Since the existing rules were put in place, exchanges have created faster, more sophisticated proprietary data feeds that compete against the public feeds. Many larger brokers say they need to pay for those private data feeds, which are often more expensive than the public feeds, in order to remain competitive, and that this has created a two-tiered market.
“Today’s proposed order is designed to address issues regarding the dissemination of market data that affect the efficiency and fairness of our markets,” said SEC Chairman Jay Clayton.
The SEC’s proposal, which is subject to a 45-day public comment period, directs the exchanges to create a new governance plan that would form a single public data feed, reduce the influence of large exchange groups in decision-making around the data, and give a bigger say to non-exchange participants.
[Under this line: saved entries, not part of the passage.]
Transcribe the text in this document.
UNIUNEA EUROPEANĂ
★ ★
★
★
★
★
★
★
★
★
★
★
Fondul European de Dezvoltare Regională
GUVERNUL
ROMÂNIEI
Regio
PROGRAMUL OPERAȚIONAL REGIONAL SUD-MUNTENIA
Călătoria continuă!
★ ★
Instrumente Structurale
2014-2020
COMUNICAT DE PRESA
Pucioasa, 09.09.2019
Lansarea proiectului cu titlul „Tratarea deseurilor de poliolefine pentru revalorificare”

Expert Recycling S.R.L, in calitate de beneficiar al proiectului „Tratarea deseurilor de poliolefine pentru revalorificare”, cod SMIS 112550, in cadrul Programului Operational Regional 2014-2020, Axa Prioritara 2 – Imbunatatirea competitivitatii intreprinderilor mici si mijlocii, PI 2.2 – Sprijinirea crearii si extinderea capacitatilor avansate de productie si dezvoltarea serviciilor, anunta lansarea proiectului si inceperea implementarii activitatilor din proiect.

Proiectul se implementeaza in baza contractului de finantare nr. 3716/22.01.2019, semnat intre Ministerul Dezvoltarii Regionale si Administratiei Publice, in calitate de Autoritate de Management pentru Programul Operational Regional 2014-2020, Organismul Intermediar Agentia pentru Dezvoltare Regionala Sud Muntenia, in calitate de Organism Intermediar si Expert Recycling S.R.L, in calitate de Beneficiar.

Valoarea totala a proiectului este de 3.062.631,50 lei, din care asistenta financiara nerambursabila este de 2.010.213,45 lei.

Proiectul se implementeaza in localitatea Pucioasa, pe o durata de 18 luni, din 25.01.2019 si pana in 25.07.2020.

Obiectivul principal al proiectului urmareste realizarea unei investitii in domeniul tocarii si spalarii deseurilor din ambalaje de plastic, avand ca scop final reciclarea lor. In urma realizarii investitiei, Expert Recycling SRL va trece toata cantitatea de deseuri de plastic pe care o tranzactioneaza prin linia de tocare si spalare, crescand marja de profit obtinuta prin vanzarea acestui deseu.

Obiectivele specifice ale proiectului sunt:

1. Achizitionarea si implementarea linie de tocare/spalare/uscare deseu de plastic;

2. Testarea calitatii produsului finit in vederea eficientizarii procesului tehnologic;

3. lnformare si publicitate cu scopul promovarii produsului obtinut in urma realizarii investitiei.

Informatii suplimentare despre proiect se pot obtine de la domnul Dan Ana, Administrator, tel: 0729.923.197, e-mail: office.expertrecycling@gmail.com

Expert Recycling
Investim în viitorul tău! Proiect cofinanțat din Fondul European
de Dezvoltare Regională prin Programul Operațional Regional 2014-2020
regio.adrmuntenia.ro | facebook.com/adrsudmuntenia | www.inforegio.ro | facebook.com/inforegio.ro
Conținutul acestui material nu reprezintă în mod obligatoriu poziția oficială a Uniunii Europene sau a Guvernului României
If the regulator decides to issue an order after receiving public input on the proposal, the exchanges and FINRA would have to create a new governance plan, which would also be published for public comment before the SEC takes it into consideration.
Clayton, an independent, along with Republican Commissioners Elad Roisman and Hester Peirce, voted in favor of the measure, while Democratic Commissioners Robert Jackson and Allison Lee dissented.
“Rather than give investors a real say over the data that drives today’s markets, today’s release merely invites for-profit exchanges to draft their own rules on these questions,” Jackson said. “Because that approach has failed investors before, and there is no reason to expect it to succeed now, I respectfully dissent.”